All CPA Regulation (REG) Resources
Example Questions
Example Question #21 : Taxation Of Property Transactions
Gold Corp. purchased all the assets of a sole proprietorship, including the following intangible assets:
- Goodwill: $50,000
- Covenant not to compete: 13,000
For tax purposes, what amount of these purchased intangible assets should Gold amortize over the specific statutory cost recovery periods?
$63,000
$13,000
$0
$50,000
$63,000
All intangible assets (e.g., goodwill, licenses, franchises, trademarks) may be amortized on the straight-line basis over 15 years. This treatment differs from US GAAP, where indefinite-lived assets are not amortized, and definite-lived assets are amortized over their useful lives (which may vary between intangible assets).
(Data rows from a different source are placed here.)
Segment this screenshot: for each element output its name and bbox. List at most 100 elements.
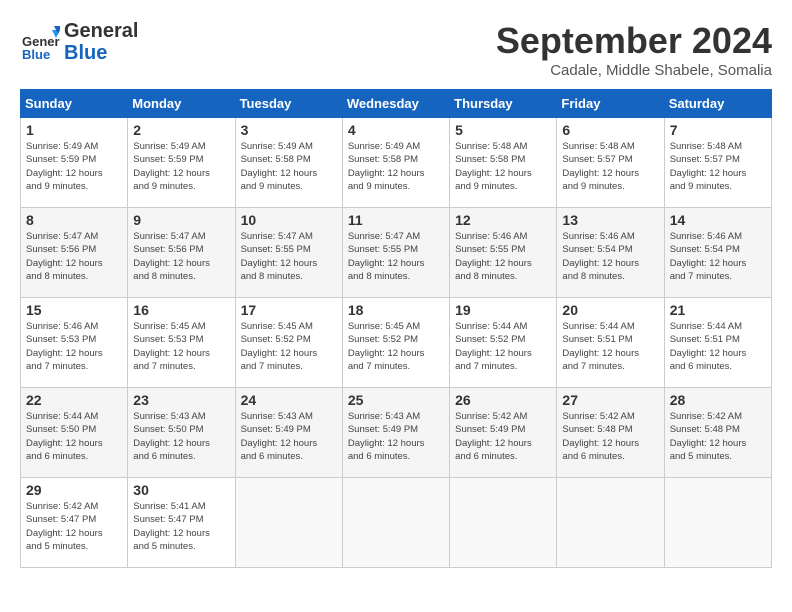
calendar-cell: 5 Sunrise: 5:48 AM Sunset: 5:58 PM Daylig…: [450, 118, 557, 208]
calendar-cell: 13 Sunrise: 5:46 AM Sunset: 5:54 PM Dayli…: [557, 208, 664, 298]
title-section: September 2024 Cadale, Middle Shabele, S…: [496, 20, 772, 79]
header-tuesday: Tuesday: [235, 90, 342, 118]
day-number: 1: [26, 122, 122, 138]
day-info: Sunrise: 5:49 AM Sunset: 5:59 PM Dayligh…: [133, 140, 229, 193]
calendar-cell: 12 Sunrise: 5:46 AM Sunset: 5:55 PM Dayli…: [450, 208, 557, 298]
header-monday: Monday: [128, 90, 235, 118]
day-info: Sunrise: 5:46 AM Sunset: 5:54 PM Dayligh…: [562, 230, 658, 283]
calendar-cell: 18Sunrise: 5:45 AM Sunset: 5:52 PM Dayli…: [342, 298, 449, 388]
day-number: 21: [670, 302, 766, 318]
day-number: 11: [348, 212, 444, 228]
calendar-cell: 1 Sunrise: 5:49 AM Sunset: 5:59 PM Daylig…: [21, 118, 128, 208]
day-info: Sunrise: 5:44 AM Sunset: 5:50 PM Dayligh…: [26, 410, 122, 463]
calendar-cell: [664, 478, 771, 568]
calendar-cell: 28Sunrise: 5:42 AM Sunset: 5:48 PM Dayli…: [664, 388, 771, 478]
header-wednesday: Wednesday: [342, 90, 449, 118]
calendar-week-row: 15Sunrise: 5:46 AM Sunset: 5:53 PM Dayli…: [21, 298, 772, 388]
header-sunday: Sunday: [21, 90, 128, 118]
day-info: Sunrise: 5:48 AM Sunset: 5:57 PM Dayligh…: [562, 140, 658, 193]
calendar-cell: 10 Sunrise: 5:47 AM Sunset: 5:55 PM Dayli…: [235, 208, 342, 298]
logo-blue-text: Blue: [64, 42, 138, 64]
day-info: Sunrise: 5:42 AM Sunset: 5:49 PM Dayligh…: [455, 410, 551, 463]
day-info: Sunrise: 5:47 AM Sunset: 5:56 PM Dayligh…: [26, 230, 122, 283]
day-number: 20: [562, 302, 658, 318]
day-number: 10: [241, 212, 337, 228]
day-number: 27: [562, 392, 658, 408]
day-info: Sunrise: 5:41 AM Sunset: 5:47 PM Dayligh…: [133, 500, 229, 553]
day-info: Sunrise: 5:48 AM Sunset: 5:58 PM Dayligh…: [455, 140, 551, 193]
calendar-table: SundayMondayTuesdayWednesdayThursdayFrid…: [20, 89, 772, 568]
calendar-cell: 2Sunrise: 5:49 AM Sunset: 5:59 PM Daylig…: [128, 118, 235, 208]
day-info: Sunrise: 5:42 AM Sunset: 5:47 PM Dayligh…: [26, 500, 122, 553]
day-number: 8: [26, 212, 122, 228]
day-info: Sunrise: 5:44 AM Sunset: 5:51 PM Dayligh…: [670, 320, 766, 373]
day-number: 23: [133, 392, 229, 408]
calendar-cell: 24Sunrise: 5:43 AM Sunset: 5:49 PM Dayli…: [235, 388, 342, 478]
day-number: 17: [241, 302, 337, 318]
day-number: 24: [241, 392, 337, 408]
day-info: Sunrise: 5:44 AM Sunset: 5:51 PM Dayligh…: [562, 320, 658, 373]
calendar-cell: [235, 478, 342, 568]
calendar-cell: 21 Sunrise: 5:44 AM Sunset: 5:51 PM Dayli…: [664, 298, 771, 388]
logo: General Blue General Blue: [20, 20, 138, 64]
calendar-cell: 3Sunrise: 5:49 AM Sunset: 5:58 PM Daylig…: [235, 118, 342, 208]
day-info: Sunrise: 5:43 AM Sunset: 5:50 PM Dayligh…: [133, 410, 229, 463]
calendar-cell: 22 Sunrise: 5:44 AM Sunset: 5:50 PM Dayli…: [21, 388, 128, 478]
day-info: Sunrise: 5:49 AM Sunset: 5:58 PM Dayligh…: [348, 140, 444, 193]
day-number: 3: [241, 122, 337, 138]
day-number: 26: [455, 392, 551, 408]
day-info: Sunrise: 5:42 AM Sunset: 5:48 PM Dayligh…: [562, 410, 658, 463]
day-info: Sunrise: 5:47 AM Sunset: 5:55 PM Dayligh…: [348, 230, 444, 283]
calendar-cell: 8 Sunrise: 5:47 AM Sunset: 5:56 PM Daylig…: [21, 208, 128, 298]
day-number: 30: [133, 482, 229, 498]
calendar-cell: 6 Sunrise: 5:48 AM Sunset: 5:57 PM Daylig…: [557, 118, 664, 208]
day-number: 19: [455, 302, 551, 318]
day-info: Sunrise: 5:47 AM Sunset: 5:55 PM Dayligh…: [241, 230, 337, 283]
calendar-week-row: 29 Sunrise: 5:42 AM Sunset: 5:47 PM Dayli…: [21, 478, 772, 568]
day-info: Sunrise: 5:49 AM Sunset: 5:59 PM Dayligh…: [26, 140, 122, 193]
calendar-cell: 16 Sunrise: 5:45 AM Sunset: 5:53 PM Dayli…: [128, 298, 235, 388]
day-number: 16: [133, 302, 229, 318]
calendar-cell: [450, 478, 557, 568]
day-info: Sunrise: 5:48 AM Sunset: 5:57 PM Dayligh…: [670, 140, 766, 193]
location-subtitle: Cadale, Middle Shabele, Somalia: [496, 62, 772, 79]
day-info: Sunrise: 5:46 AM Sunset: 5:55 PM Dayligh…: [455, 230, 551, 283]
calendar-cell: 23 Sunrise: 5:43 AM Sunset: 5:50 PM Dayli…: [128, 388, 235, 478]
calendar-week-row: 22 Sunrise: 5:44 AM Sunset: 5:50 PM Dayli…: [21, 388, 772, 478]
day-number: 25: [348, 392, 444, 408]
month-title: September 2024: [496, 20, 772, 62]
calendar-cell: 11 Sunrise: 5:47 AM Sunset: 5:55 PM Dayli…: [342, 208, 449, 298]
calendar-cell: 20 Sunrise: 5:44 AM Sunset: 5:51 PM Dayli…: [557, 298, 664, 388]
day-number: 7: [670, 122, 766, 138]
day-number: 22: [26, 392, 122, 408]
day-number: 5: [455, 122, 551, 138]
header-thursday: Thursday: [450, 90, 557, 118]
calendar-week-row: 1 Sunrise: 5:49 AM Sunset: 5:59 PM Daylig…: [21, 118, 772, 208]
day-info: Sunrise: 5:45 AM Sunset: 5:52 PM Dayligh…: [348, 320, 444, 373]
day-info: Sunrise: 5:43 AM Sunset: 5:49 PM Dayligh…: [348, 410, 444, 463]
day-info: Sunrise: 5:44 AM Sunset: 5:52 PM Dayligh…: [455, 320, 551, 373]
calendar-cell: 17Sunrise: 5:45 AM Sunset: 5:52 PM Dayli…: [235, 298, 342, 388]
page-header: General Blue General Blue September 2024…: [20, 20, 772, 79]
calendar-cell: [342, 478, 449, 568]
day-number: 28: [670, 392, 766, 408]
day-number: 13: [562, 212, 658, 228]
calendar-cell: 26 Sunrise: 5:42 AM Sunset: 5:49 PM Dayli…: [450, 388, 557, 478]
calendar-cell: 9Sunrise: 5:47 AM Sunset: 5:56 PM Daylig…: [128, 208, 235, 298]
day-number: 15: [26, 302, 122, 318]
day-number: 29: [26, 482, 122, 498]
day-number: 12: [455, 212, 551, 228]
day-info: Sunrise: 5:45 AM Sunset: 5:53 PM Dayligh…: [133, 320, 229, 373]
calendar-cell: 14Sunrise: 5:46 AM Sunset: 5:54 PM Dayli…: [664, 208, 771, 298]
header-friday: Friday: [557, 90, 664, 118]
calendar-cell: [557, 478, 664, 568]
calendar-cell: 19 Sunrise: 5:44 AM Sunset: 5:52 PM Dayli…: [450, 298, 557, 388]
calendar-cell: 25 Sunrise: 5:43 AM Sunset: 5:49 PM Dayli…: [342, 388, 449, 478]
svg-text:Blue: Blue: [22, 47, 50, 62]
calendar-cell: 29 Sunrise: 5:42 AM Sunset: 5:47 PM Dayli…: [21, 478, 128, 568]
calendar-cell: 7 Sunrise: 5:48 AM Sunset: 5:57 PM Daylig…: [664, 118, 771, 208]
day-number: 6: [562, 122, 658, 138]
calendar-cell: 27 Sunrise: 5:42 AM Sunset: 5:48 PM Dayli…: [557, 388, 664, 478]
day-info: Sunrise: 5:46 AM Sunset: 5:54 PM Dayligh…: [670, 230, 766, 283]
calendar-cell: 15Sunrise: 5:46 AM Sunset: 5:53 PM Dayli…: [21, 298, 128, 388]
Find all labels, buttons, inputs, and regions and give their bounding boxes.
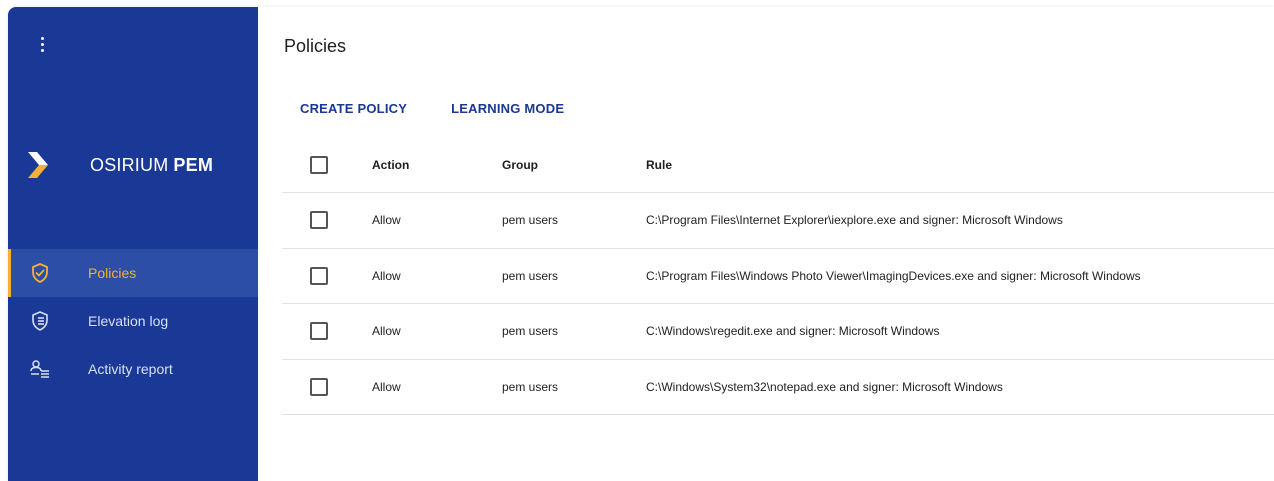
sidebar-item-elevation-log[interactable]: Elevation log [8,297,258,345]
sidebar-item-label: Policies [88,265,137,281]
rule-cell: C:\Program Files\Windows Photo Viewer\Im… [646,268,1141,283]
app-window: OSIRIUM PEM Policies Elevation log Activ… [8,7,1274,481]
shield-check-icon [30,263,50,283]
group-cell: pem users [502,268,559,283]
action-cell: Allow [372,324,401,339]
policies-table: Action Group Rule Allow pem users C:\Pro… [282,137,1274,415]
table-header-row: Action Group Rule [282,137,1274,193]
learning-mode-button[interactable]: LEARNING MODE [451,99,564,118]
table-row[interactable]: Allow pem users C:\Program Files\Interne… [282,193,1274,249]
action-cell: Allow [372,213,401,228]
more-menu-icon[interactable] [34,33,50,55]
user-list-icon [30,359,50,379]
brand-name: OSIRIUM PEM [90,155,213,176]
sidebar-item-label: Elevation log [88,313,169,329]
column-header-rule[interactable]: Rule [646,158,672,172]
brand-product-text: PEM [173,154,214,175]
table-row[interactable]: Allow pem users C:\Program Files\Windows… [282,249,1274,304]
rule-cell: C:\Windows\System32\notepad.exe and sign… [646,379,1003,394]
sidebar-item-label: Activity report [88,361,173,377]
rule-cell: C:\Program Files\Internet Explorer\iexpl… [646,213,1063,228]
group-cell: pem users [502,324,559,339]
sidebar-item-activity-report[interactable]: Activity report [8,345,258,393]
brand: OSIRIUM PEM [28,151,213,179]
page-title: Policies [284,36,347,56]
column-header-action[interactable]: Action [372,158,409,172]
sidebar-item-policies[interactable]: Policies [8,249,258,297]
row-checkbox[interactable] [310,211,328,230]
create-policy-button[interactable]: CREATE POLICY [300,99,407,118]
sidebar-nav: Policies Elevation log Activity report [8,249,258,393]
rule-cell: C:\Windows\regedit.exe and signer: Micro… [646,324,940,339]
row-checkbox[interactable] [310,377,328,396]
brand-name-text: OSIRIUM [90,154,169,175]
log-icon [30,311,50,331]
toolbar: CREATE POLICY LEARNING MODE [300,99,564,118]
action-cell: Allow [372,379,401,394]
action-cell: Allow [372,268,401,283]
table-row[interactable]: Allow pem users C:\Windows\System32\note… [282,360,1274,415]
column-header-group[interactable]: Group [502,158,538,172]
select-all-checkbox[interactable] [310,155,328,174]
group-cell: pem users [502,379,559,394]
table-row[interactable]: Allow pem users C:\Windows\regedit.exe a… [282,304,1274,360]
sidebar: OSIRIUM PEM Policies Elevation log Activ… [8,7,258,481]
group-cell: pem users [502,213,559,228]
row-checkbox[interactable] [310,266,328,285]
main-content: Policies CREATE POLICY LEARNING MODE Act… [258,7,1274,481]
row-checkbox[interactable] [310,322,328,341]
osirium-logo-icon [28,152,48,178]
Example Question #22 : Taxation Of Property Transactions
Under the MACRS method of depreciation for property placed in service after 1986:
No type of straight-line depreciation is allowable
The recovery period for depreciable realty must be 27.5 years
Salvage value is ignored for purposes of computing the MACRS deduction
Used tangible depreciable property is excluded from the computation
Salvage value is ignored for purposes of computing the MACRS deduction
Under the MACRS method for property places in service after 1986, salvage value is ignored for purposes of computing the deduction.
Example Question #23 : Taxation Of Property Transactions
Of the following conditions, which must be satisfied for a taxpayer to expense in the year of purchase under IRC 179, the cost of new or used tangible depreciable personal property? A) The property must be purchased for use in the taxpayer’s active trade or business B) The property must be purchased from an unrelated party.
Neither
Both
B
A
Both
To qualify for IRC 179, the property must be tangible personal property acquired by purchase from an unrelated party for use in the active conduct of a trade or business
Example Question #24 : Taxation Of Property Transactions
Per IRS tax or MACRS depreciation, _____ is never used for calculation purposes.
Adjusted basis
Positive adjustments to basis
Salvage value
Straight line
Salvage value
Under MACRS depreciation, salvage value is never used. Straight-line may be used, and any sort of basis would be relevant.